¡Oh! ¿Qué pena te acosa, caballero en armas, vagabundo pálido y solitario? Las flores del lago están marchitas; y los pájaros callan.
¡Oh! ¿Por qué sufres, caballero en armas, tan maliciento y dolorido? La ardilla ha llenado su granero y la mies ya fue guardada.
Un lirio veo en tu frente, bañada por la angustia y la lluvia de la fiebre, y en tus mejillas una rosa sufriente, también mustia antes de su tiempo.
Una dama encontré en la pradera, de belleza consumada, bella como una hija de las hadas; largos eran sus cabellos, su pie ligero, sus ojos hechiceros.
Tejí una corona para su cabeza, y brazaletes y un cinturón perfumado. Ella me miró como si me amase, y dejó oír un dulce plañido.
Yo la subí a mi dócil corcel, y nada fuera de ella vieron mis ojos aquel día; pues sentada en la silla cantaba una melodía de hadas.
Ella me reveló raíces de delicados sabores, y miel silvestre y rocío celestial, y sin duda en su lengua extraña me decía: Te amo.
Me llevó a su gruta encantada, y allí lloró y suspiró tristemente; allí cerré yo sus ojos hechiceros con mis labios.

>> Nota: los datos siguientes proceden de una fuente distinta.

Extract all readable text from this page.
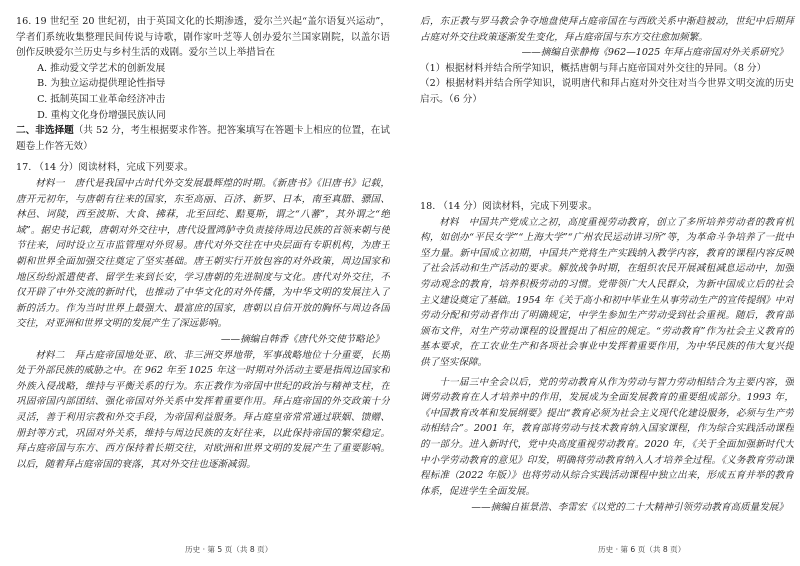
16. 19 世纪至 20 世纪初，由于英国文化的长期渗透，爱尔兰兴起“盖尔语复兴运动”，学者们系统收集整理民间传说与诗歌，剧作家叶芝等人创办爱尔兰国家剧院，以盖尔语创作反映爱尔兰历史与乡村生活的戏剧。爱尔兰以上举措旨在

A. 推动爱文学艺术的创新发展

B. 为独立运动提供理论性指导

C. 抵制英国工业革命经济冲击

D. 重构文化身份增强民族认同

二、非选择题（共 52 分，考生根据要求作答。把答案填写在答题卡上相应的位置，在试题卷上作答无效）

17. （14 分）阅读材料，完成下列要求。

材料一　唐代是我国中古时代外交发展最辉煌的时期。《新唐书》《旧唐书》记载，唐开元初年，与唐朝有往来的国家，东至高丽、百济、新罗、日本，南至真腊、骠国、林邑、诃陵，西至波斯、大食、拂菻，北至回纥、黠戛斯，谓之“八蕃”，其外谓之“绝域”。据史书记载，唐朝对外交往中，唐代设置鸿胪寺负责接待周边民族的首领来朝与使节往来，同时设立互市监管理对外贸易。唐代对外交往在中央层面有专职机构，为唐王朝和世界全面加强交往奠定了坚实基础。唐王朝实行开放包容的对外政策，周边国家和地区纷纷派遣使者、留学生来到长安，学习唐朝的先进制度与文化。唐代对外交往，不仅开辟了中外交流的新时代，也推动了中华文化的对外传播，为中华文明的发展注入了新的活力。作为当时世界上最强大、最富庶的国家，唐朝以自信开放的胸怀与周边各国交往，对亚洲和世界文明的发展产生了深远影响。

——摘编自韩香《唐代外交使节略论》

材料二　拜占庭帝国地处亚、欧、非三洲交界地带，军事战略地位十分重要，长期处于外部民族的威胁之中。在 962 年至 1025 年这一时期对外活动主要是指周边国家和外族入侵战略，维持与平衡关系的行为。东正教作为帝国中世纪的政治与精神支柱，在巩固帝国内部团结、强化帝国对外关系中发挥着重要作用。拜占庭帝国的外交政策十分灵活，善于利用宗教和外交手段，为帝国利益服务。拜占庭皇帝常常通过联姻、馈赠、册封等方式，巩固对外关系，维持与周边民族的友好往来，以此保持帝国的繁荣稳定。拜占庭帝国与东方、西方保持着长期交往，对欧洲和世界文明的发展产生了重要影响。以后，随着拜占庭帝国的衰落，其对外交往也逐渐减弱。

后，东正教与罗马教会争夺地盘使拜占庭帝国在与西欧关系中渐趋被动，世纪中后期拜占庭对外交往政策逐渐发生变化，拜占庭帝国与东方交往愈加频繁。

——摘编自张静梅《962—1025 年拜占庭帝国对外关系研究》

（1）根据材料并结合所学知识，概括唐朝与拜占庭帝国对外交往的异同。（8 分）

（2）根据材料并结合所学知识，说明唐代和拜占庭对外交往对当今世界文明交流的历史启示。（6 分）

18. （14 分）阅读材料，完成下列要求。

材料　中国共产党成立之初，高度重视劳动教育，创立了多所培养劳动者的教育机构，如创办“平民女学”“上海大学”“广州农民运动讲习所”等，为革命斗争培养了一批中坚力量。新中国成立初期，中国共产党将生产实践纳入教学内容，教育的课程内容反映了社会活动和生产活动的要求。解放战争时期，在组织农民开展减租减息运动中，加强劳动观念的教育，培养积极劳动的习惯。党带领广大人民群众，为新中国成立后的社会主义建设奠定了基础。1954 年《关于高小和初中毕业生从事劳动生产的宣传提纲》中对劳动分配和劳动者作出了明确规定，中学生参加生产劳动受到社会重视。随后，教育部颁布文件，对生产劳动课程的设置提出了相应的规定。“劳动教育”作为社会主义教育的基本要求，在工农业生产和各项社会事业中发挥着重要作用，为中华民族的伟大复兴提供了坚实保障。

十一届三中全会以后，党的劳动教育从作为劳动与智力劳动相结合为主要内容，强调劳动教育在人才培养中的作用，发展成为全面发展教育的重要组成部分。1993 年，《中国教育改革和发展纲要》提出“教育必须为社会主义现代化建设服务，必须与生产劳动相结合”。2001 年，教育部将劳动与技术教育纳入国家课程，作为综合实践活动课程的一部分。进入新时代，党中央高度重视劳动教育。2020 年，《关于全面加强新时代大中小学劳动教育的意见》印发，明确将劳动教育纳入人才培养全过程。《义务教育劳动课程标准（2022 年版）》也将劳动从综合实践活动课程中独立出来，形成五育并举的教育体系，促进学生全面发展。

——摘编自崔景浩、李雷宏《以党的二十大精神引领劳动教育高质量发展》

历史 · 第 5 页（共 8 页）	历史 · 第 6 页（共 8 页）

Ella me hizo dormir con sus caricias y allí soñé (¡Ah, pobre de mí!) el último sueño que he soñado sobre la falda helada de la montaña.
Ví pálidos reyes, y también princesas, y blancos guerreros, blancos como la muerte; y todos ellos exclamaban: ¡La belle dame sans merci te ha hecho su esclavo!
Y ví en la sombra sus labios fríos abrirse en terrible anticipación; y he aquí que desperté, y me encontré en la falda helada de la montaña.
Esa es la causa por la que vago, errabundo, pálido y solitario; aunque las flores del lago estén marchitas, y los pájaros callen.